- Born: Peter Carl Minack 1961 or 1962 (age 63–64) Melbourne, Victoria, Australia
- Genres: Alternative rock
- Instrument: Vocals
- Years active: 1970s–2004, 2022–present
- Writing career
- Occupation: Writer, teacher
- Genre: Historical novel
- Subject: American Civil War
- Notable works: C.W.G.

= Peter Minack =

Peter Carl Minack (born in 1961 or 1962) is an Australian vocalist and teacher. He is known by his stage name Ron Hitler-Barassi as the vocalist for the alternative rock band TISM, initially active from 1984 to 2004. Under his own name he published an American Civil War novel, C.W.G. (or Campaigning with Grant) in 2000. While a member of TISM, Minack periodically worked as a secondary school teacher of Drama and fully resumed that role after they disbanded.

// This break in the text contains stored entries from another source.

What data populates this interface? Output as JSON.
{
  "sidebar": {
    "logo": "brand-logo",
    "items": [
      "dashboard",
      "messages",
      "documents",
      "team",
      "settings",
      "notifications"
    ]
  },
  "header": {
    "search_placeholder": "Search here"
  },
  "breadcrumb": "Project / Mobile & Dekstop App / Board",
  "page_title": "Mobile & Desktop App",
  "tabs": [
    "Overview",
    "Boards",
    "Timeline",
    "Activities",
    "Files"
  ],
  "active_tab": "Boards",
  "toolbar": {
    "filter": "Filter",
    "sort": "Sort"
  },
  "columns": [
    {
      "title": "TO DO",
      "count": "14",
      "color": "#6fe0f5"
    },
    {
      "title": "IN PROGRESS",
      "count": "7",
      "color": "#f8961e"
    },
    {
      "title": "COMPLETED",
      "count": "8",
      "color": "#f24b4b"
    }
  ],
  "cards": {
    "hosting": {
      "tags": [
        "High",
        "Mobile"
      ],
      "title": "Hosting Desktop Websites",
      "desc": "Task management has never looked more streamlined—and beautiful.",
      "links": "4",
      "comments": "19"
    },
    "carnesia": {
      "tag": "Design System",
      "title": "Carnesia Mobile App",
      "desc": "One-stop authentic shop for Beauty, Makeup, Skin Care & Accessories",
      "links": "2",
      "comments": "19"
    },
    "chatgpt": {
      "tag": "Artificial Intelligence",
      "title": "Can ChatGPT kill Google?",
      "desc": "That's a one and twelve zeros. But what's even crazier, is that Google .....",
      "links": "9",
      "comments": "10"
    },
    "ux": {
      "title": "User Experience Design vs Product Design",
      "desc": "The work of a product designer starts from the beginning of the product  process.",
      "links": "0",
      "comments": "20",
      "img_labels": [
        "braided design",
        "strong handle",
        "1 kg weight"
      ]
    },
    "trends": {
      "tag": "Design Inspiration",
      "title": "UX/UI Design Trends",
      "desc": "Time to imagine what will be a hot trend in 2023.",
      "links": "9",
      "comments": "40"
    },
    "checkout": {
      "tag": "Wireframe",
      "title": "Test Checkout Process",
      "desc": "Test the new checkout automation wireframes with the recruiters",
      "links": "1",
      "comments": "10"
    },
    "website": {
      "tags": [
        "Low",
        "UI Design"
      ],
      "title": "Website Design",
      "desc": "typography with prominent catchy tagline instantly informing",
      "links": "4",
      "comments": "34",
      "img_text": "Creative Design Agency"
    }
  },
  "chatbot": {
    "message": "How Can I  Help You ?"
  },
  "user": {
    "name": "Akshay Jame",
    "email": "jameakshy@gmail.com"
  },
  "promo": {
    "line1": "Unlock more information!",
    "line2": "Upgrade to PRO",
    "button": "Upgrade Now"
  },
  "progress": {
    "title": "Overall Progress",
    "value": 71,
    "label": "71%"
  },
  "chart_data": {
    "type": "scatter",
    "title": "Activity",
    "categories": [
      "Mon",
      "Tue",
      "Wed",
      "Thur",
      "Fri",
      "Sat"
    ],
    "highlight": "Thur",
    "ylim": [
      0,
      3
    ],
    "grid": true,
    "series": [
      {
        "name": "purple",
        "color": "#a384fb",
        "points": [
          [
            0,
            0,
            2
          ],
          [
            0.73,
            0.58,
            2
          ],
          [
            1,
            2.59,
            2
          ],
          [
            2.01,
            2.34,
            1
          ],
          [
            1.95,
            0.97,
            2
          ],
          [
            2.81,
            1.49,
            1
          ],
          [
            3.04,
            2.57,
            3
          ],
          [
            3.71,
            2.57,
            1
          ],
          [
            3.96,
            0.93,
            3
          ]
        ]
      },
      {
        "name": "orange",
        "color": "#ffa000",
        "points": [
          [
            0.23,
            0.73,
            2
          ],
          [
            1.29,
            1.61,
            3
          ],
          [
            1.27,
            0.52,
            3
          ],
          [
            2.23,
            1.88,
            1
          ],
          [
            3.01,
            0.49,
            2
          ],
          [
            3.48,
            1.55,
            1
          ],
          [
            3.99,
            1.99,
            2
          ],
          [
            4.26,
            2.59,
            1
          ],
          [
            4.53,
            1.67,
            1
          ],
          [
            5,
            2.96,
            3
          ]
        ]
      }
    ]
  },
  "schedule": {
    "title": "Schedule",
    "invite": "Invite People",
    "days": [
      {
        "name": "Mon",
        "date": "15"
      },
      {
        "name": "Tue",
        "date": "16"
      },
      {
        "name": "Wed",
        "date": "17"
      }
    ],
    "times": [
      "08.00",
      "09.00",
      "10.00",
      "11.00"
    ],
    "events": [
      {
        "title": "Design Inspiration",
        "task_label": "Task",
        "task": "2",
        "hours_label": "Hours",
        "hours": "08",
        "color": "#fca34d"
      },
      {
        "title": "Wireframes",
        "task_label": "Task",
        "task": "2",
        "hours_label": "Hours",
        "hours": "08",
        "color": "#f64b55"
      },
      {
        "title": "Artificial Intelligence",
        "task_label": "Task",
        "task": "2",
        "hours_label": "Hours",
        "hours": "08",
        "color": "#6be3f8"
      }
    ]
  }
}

In 2022, TISM reformed.

== Biography ==

Minack was born to a German father and Irish Australian mother in Richmond in 1961 or 1962.

In 1983, he joined TISM, an alternative rock band formed by two of his friends, Damian Cowell and Eugene Cester, in the year before. TISM members remained anonymous throughout their career, with Minack adopting his stage name, Ron Hitler-Barassi, as a reference to Adolf Hitler and Australian rules football fandom.

In 2000 he published a historical novel set in the American Civil War, Campaigning with Grant (or C.W.G). Michelle Griffin of The Age reviewed it as "anarchic and anachronistic" with a "sour satiric tone" where leaders of the conflict are cast as "civil war dickheads" to be "frequently lampooned throughout." The Weekend Australians Stephen Matchett described it as "a terrific book that deserved the critical admiration it received."

TISM split up at the end of 2004 and Minack returned to his day job as a secondary school teacher of English in Melbourne.

In 2022, TISM reformed, to play three shows at the Goodthings festival, and 3 secret shows around Melbourne. Minack appeared on multiple radio interviews along with Damian Cowell across Melbourne, and one interview on ABC Sydney with Sarah Macdonald.

Minack is the younger brother of economist and ABC economics analyst Gerard Minack, who is described by the Australian Financial Review as a “veteran global macro strategist”. Minack is the cousin of Damien Carrick, who presents the Law Report on ABC Radio National. Minack’s Uncle is former Richmond footballer, Bill Carrick.